Охранник с сомнением указал на старшего маршрута:
– А этому разве можно? – протянул он неуверенно.
– Офицеру везде можно, – отрезал Тараненко. – Тем более, он без оружия.
Кобура у Петра действительно была пустой и напоказ расстегнутой – он прекрасно знал местные нравы.
– Ладно, заходите, – буркнул охранник и посторонился.
При виде Рахметяна он добавил: «Привет, наука!», что в равной мере относилось, видимо, и к Ване Сиверцеву. Когда пару недель назад троица с заимки наведывалась сюда, этот же охранник точно так же кинул Рахметяну и Сиверцеву: «Привет, наука!» и обоих впустил, а Филиппыч остался дожидаться снаружи, только не здесь, не на площадке перед воротами, а гораздо дальше, на самой окраине трущоб. С оружием в бар его точно не впустили бы, а передавать в чужие руки свой смертоносный агрегат и многочисленные по карманам стволы-ножи было не в правилах Филиппыча.

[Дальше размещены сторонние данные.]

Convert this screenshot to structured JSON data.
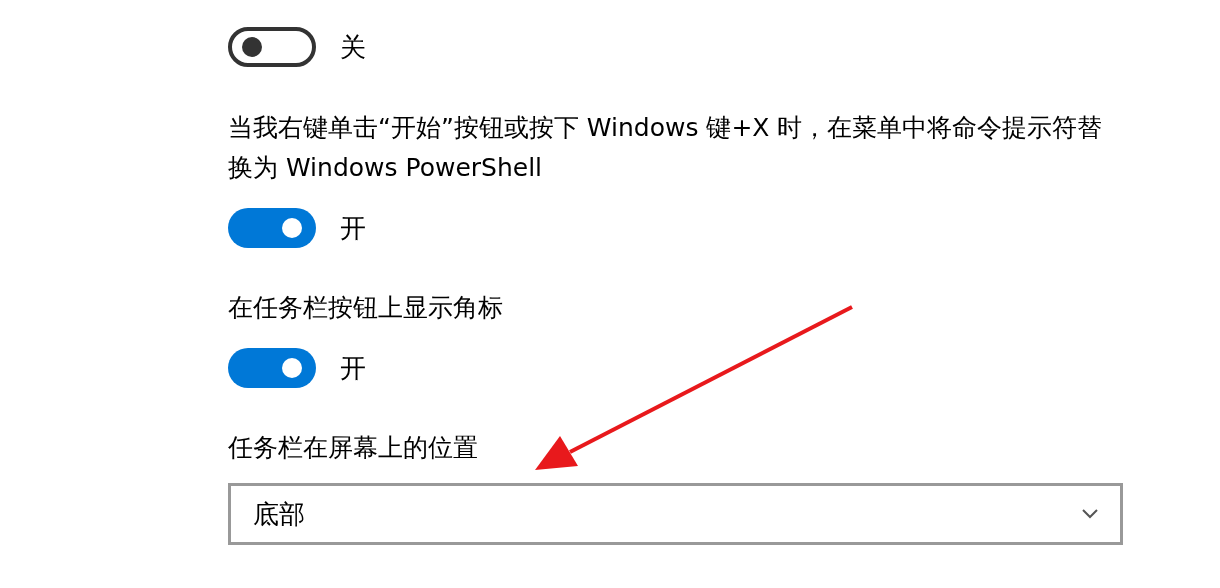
{
  "settings": [
    {
      "kind": "toggle",
      "on": false,
      "state_label": "关"
    },
    {
      "kind": "toggle",
      "label": "当我右键单击“开始”按钮或按下 Windows 键+X 时，在菜单中将命令提示符替换为 Windows PowerShell",
      "on": true,
      "state_label": "开"
    },
    {
      "kind": "toggle",
      "label": "在任务栏按钮上显示角标",
      "on": true,
      "state_label": "开"
    },
    {
      "kind": "dropdown",
      "label": "任务栏在屏幕上的位置",
      "value": "底部"
    }
  ]
}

В баре почти ничего не изменилось с прошлого раза, разве только рожи за столиками группировались в ином порядке. Именно рожи – бритьем в Зоне себя мало кто утруждал, ну а образ жизни позволял наиболее вольготно чувствовать себя здесь отнюдь не сливкам общества, а наоборот – элементам, весьма далеким от джентльменства и максимально близким к уголовщине. Нормальные сталкеры в бар захаживали, но сидели тут редко: какой смысл покупать выпивку даже не втридорога, а в десять дорогов? Нормальные сталкеры в зону ходят за хабаром, а выручку проматывают снаружи, за периметром. Зато мародеров и грабителей «100 рентген» всегда приманивал, как мух навозная куча. Все слухи и сплетни стекались сюда: кто, куда и зачем отправился, где и что продают или готовы купить, кто где гробанулся – все эти сведения кочевали из уст в уста и, положа руку на сердце, именно здесь планировались большинство ограблений и разбоев, потому что для местного сброда обобрать идущих с добычей незадачливых сталкеров так же естественно и почетно, как футбольному «Зениту» купить очередное чемпионство за народные деньги. Все это знали, но все равно все дороги вокруг Диких Земель так или иначе вели в «100 рентген», потому что так устроена жизнь, и неважно где – внутри периметра или снаружи.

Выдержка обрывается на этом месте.